According to Lisa Ugay, project manager of Balay Rehabilitation Center which organized the training, care providers who interact with children in conflict with the law are vulnerable to work-related stress and burnout. The training was particularly designed to promote their self-care and sustain a relationship with their clients that is protective and respectful of the human rights of children deprived of liberty.
“Those who work in juvenile centers, notably the house parents and social workers, are constantly exposed to narratives of violence, neglect, abuse, and exploitation of so-called children in conflict with the law,” Ugay said. “This may take its toll on their psychological, emotional and physical well-being which, if left unchecked, may negatively affect their attitude and behavior towards their clients,” she added.
Among the topics discussed in the training are basic concepts on stress and trauma, their signs and how to detect them, and how to improve one’s coping abilities and resources in times of adversities.
According to Ugay, more minors are bound to end up in juvenile facilities as more children are now at risk of being apprehended by authorities following the aggressive campaign of the government to clear the streets of children who may have exploited, manipulated, or compelled to participate in criminal activities.
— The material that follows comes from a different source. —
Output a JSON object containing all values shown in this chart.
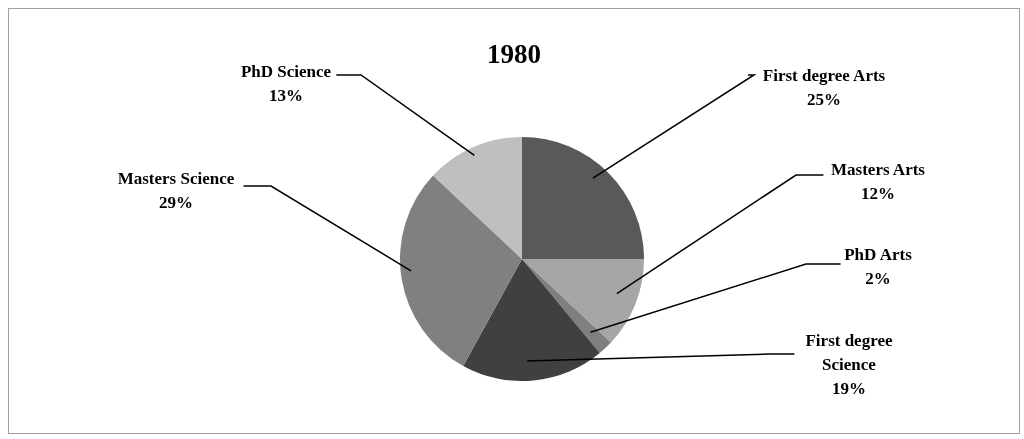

She added that many of those children have been victims of neglect and abuse; some of whom may have even experienced some forms of violence and cruel treatment before they were turned over to the children’s facilities.
“It is imperative for social workers and staff to be ready to uphold the best interest of children held in their facilities,” Ugay said. She pointed out that protecting themselves from distress as they manage children in crisis situations is a way to promote humane treatment of children deprived of their liberty.